Importantly, all of the above illustrates that in drug discovery and development there is a constant tension between speed and quality. Being rooted in the FSHD community, we are keen on moving ahead quickly, but not at the expense of quality. Because we are very much aware that progress creates hope in our community, we abide by these two rules: real hope requires real progress; and real progress requires rigorous R&D.
In 2018, we took our first series of potential drug development candidates to the next stage as we announced the selection of our first series of lead candidates. “Lead candidates” are promising compounds ready to go through a process aimed at making them potentially fit for use for treating FSHD. Lead candidates surviving that process are known as “lead compounds”, which must be subjected to pre-clinical testing (government-mandated toxicity studies in laboratory animals) before they may be moved into the clinic.
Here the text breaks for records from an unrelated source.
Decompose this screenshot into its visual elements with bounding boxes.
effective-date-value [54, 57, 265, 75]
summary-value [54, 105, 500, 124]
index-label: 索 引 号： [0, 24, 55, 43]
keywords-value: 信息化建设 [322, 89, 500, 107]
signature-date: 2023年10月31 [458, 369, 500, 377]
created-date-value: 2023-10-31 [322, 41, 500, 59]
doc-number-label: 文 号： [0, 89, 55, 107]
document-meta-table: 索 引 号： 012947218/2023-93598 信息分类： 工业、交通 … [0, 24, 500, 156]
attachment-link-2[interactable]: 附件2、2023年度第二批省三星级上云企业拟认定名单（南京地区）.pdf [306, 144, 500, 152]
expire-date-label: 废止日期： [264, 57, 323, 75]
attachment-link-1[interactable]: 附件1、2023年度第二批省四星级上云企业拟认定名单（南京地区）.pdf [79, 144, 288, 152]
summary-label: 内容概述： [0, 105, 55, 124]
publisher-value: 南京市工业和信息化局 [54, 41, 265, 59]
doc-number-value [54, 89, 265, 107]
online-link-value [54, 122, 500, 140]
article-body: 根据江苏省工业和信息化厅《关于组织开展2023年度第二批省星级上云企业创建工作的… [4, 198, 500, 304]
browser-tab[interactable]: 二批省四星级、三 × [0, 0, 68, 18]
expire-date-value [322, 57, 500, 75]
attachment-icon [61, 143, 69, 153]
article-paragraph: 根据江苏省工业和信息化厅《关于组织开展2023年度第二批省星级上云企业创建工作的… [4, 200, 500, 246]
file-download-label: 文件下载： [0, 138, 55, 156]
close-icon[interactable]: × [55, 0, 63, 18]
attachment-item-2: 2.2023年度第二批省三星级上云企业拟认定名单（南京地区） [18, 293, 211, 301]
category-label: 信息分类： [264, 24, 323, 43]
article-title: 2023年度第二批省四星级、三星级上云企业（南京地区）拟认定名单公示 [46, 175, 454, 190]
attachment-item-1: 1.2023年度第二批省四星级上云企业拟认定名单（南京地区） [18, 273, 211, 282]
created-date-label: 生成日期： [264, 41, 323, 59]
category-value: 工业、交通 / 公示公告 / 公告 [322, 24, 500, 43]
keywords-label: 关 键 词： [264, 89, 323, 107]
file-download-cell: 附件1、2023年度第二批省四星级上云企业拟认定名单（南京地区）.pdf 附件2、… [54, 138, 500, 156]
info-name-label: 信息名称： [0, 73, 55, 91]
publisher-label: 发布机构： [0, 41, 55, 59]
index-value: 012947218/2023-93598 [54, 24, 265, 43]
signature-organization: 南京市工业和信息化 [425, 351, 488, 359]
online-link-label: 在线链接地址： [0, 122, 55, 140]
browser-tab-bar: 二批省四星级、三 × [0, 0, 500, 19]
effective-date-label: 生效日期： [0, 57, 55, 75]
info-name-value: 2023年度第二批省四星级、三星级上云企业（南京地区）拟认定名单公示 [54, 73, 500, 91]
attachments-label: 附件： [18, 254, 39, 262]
In 2018, we also made a major step forward by showing that oral treatment with one of our lead candidates results in significant reduction of the DUX4 protein in our platform mouse model. This made us the first in the FSHD field to achieve therapeutically relevant proof of principle in a disease-relevant animal model (“in vivo”). In vivo data represent a key milestone along the way to clinical trials. It is risky to jump from the relatively simple reality of a dish (“in vitro”) straight into the highly complex reality of people with FSHD. After all, results achieved in a dish say nothing a compound’s ability to enter FSHD-affected muscle, or about the dose required to reach the desired effect in such muscle. High doses increase the risk of side effects, especially because an FSHD therapy will be chronic. These risks are mitigated by in vivo proof-of-principle data. Such data should therefore be seen as a crucial component of a regulatory submission for the initiation of a first-in-human study.
Early 2019, we entered an agreement with the Centre for Human Drug Research (CHDR; Leiden, the Netherlands) on a study aimed at discovering FSHD clinical outcome measures based on real-world patient data. This exploratory study, which is co-financed by Facio and CHDR, represents the very first effort to gather objective, real-world data about the impact of FSHD on daily life, and to evaluate the utility of such data for monitoring disease progression and response to treatment. The study will employ a digital platform developed by CHDR. This platform, dubbed MORE for MOnitoring REmotely, uses a mobile app and a wearable device by which a wide array of physical activity, social activity, and biometric variables can be measured on a (semi-)continuous basis. This will generate an unprecedented wealth of human data, which we believe to have the potential to discover clinical outcome measures that are able to discern small changes in FSHD disease status.